Washington, D.C. – Natural Resources Committee Chair Raúl M. Grijalva (D-Ariz.) today issued the following statement after the U.S. Department of the Interior’s Bureau of Ocean Energy Management (BOEM) took the next step in finalizing a new five-year National Outer Continental Shelf Offshore Oil and Gas Leasing Program by proposing no more than 11 lease sales between 2023 and 2028 in the Gulf of Mexico and off the coast of Alaska.
“Holding any new offshore oil and gas lease sales over the next five years is a lose-lose for Americans. It will do nothing to help lower prices at the pump, and it will make our emissions goals virtually impossible to achieve,” Chair Grijalva said. “Our public lands and waters are already responsible for nearly a quarter of the country’s carbon pollution each year. Adding any new lease sales to that equation while the climate crisis is unfolding all around us is nonsensical.
“While I’m obviously glad to see a significant decrease in the amount of new potential offshore leasing compared to what the last administrated proposed, I certainly don’t consider that a comforting standard. We know that oil and gas companies are already hoarding 8 million acres of offshore leases they aren’t using. Handing them additional leases simply gives them more supply for manipulating the market and maximizing their profits, as we’ve already seen this with their record-breaking earnings year.
“Despite my disappointment in leaving the door open to nearly a dozen new lease sales over the next five years, I do take solace in knowing that the Biden administration has made it clear they will listen to frontline environmental justice communities and consult with tribes. After gathering additional public input from Gulf Coast and Alaskan communities over the coming months, I’m hopeful that BOEM comes to the correct conclusion and issues a final program with no offshore sales.”

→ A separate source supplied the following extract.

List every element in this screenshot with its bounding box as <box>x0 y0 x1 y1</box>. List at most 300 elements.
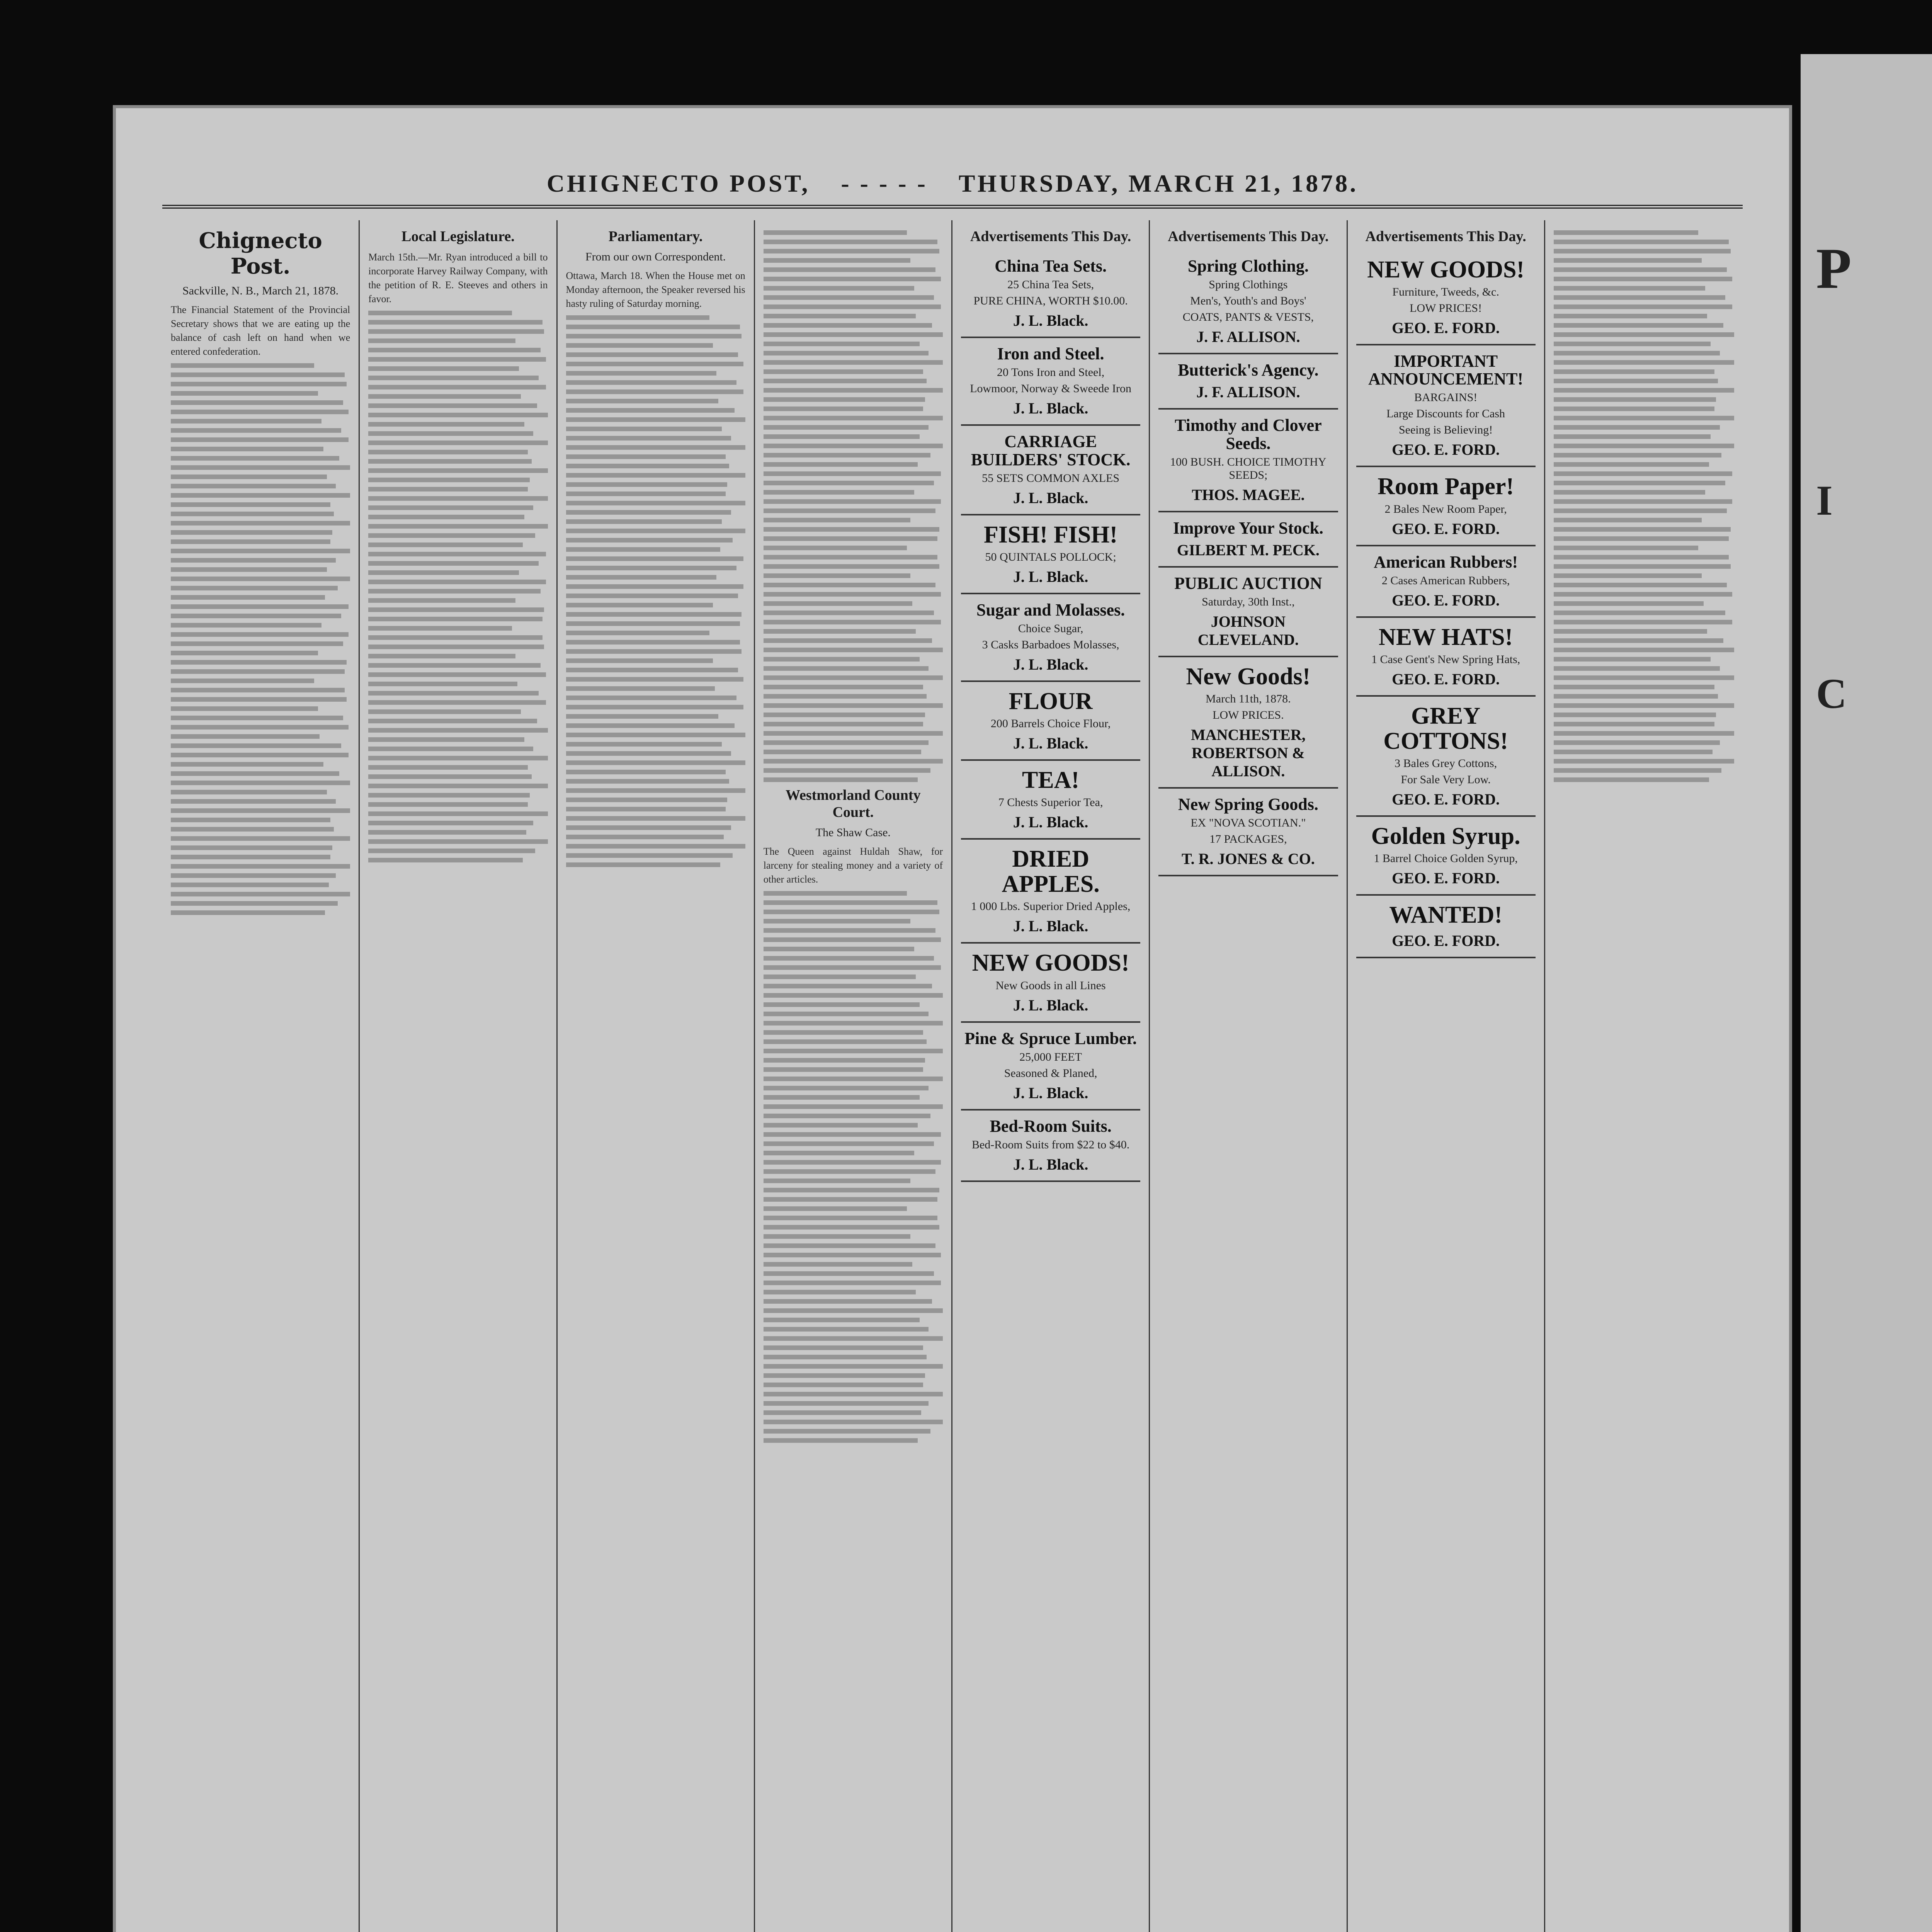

Contrary to industry talking points, oil and gas companies already hold significant offshore oil and gas reserves that are not yet producing under federal lease. Any new leases will take decades to produce energy resources, making lease sales an impractical solution for lowering U.S. gas prices or responding to the increased overseas demand due to Vladimir Putin’s invasion of Ukraine.
As a new analysis shows, forgoing new Gulf of Mexico leases in public waters will support U.S. efforts to reduce carbon pollution and transition to a clean-energy economy while having no impact on oil prices until the 2030s. The decline in oil production would also be negligible; absent new Gulf leasing, U.S. oil production would still reach a staggering 13.5 million barrels per day in 2035.
This past January, expert witnesses testified at a Subcommittee on Energy and Mineral Resources hearing that reducing offshore oil and gas leasing significantly reduces total global greenhouse gas emissions and will help the U.S. achieve its ambitious climate goals.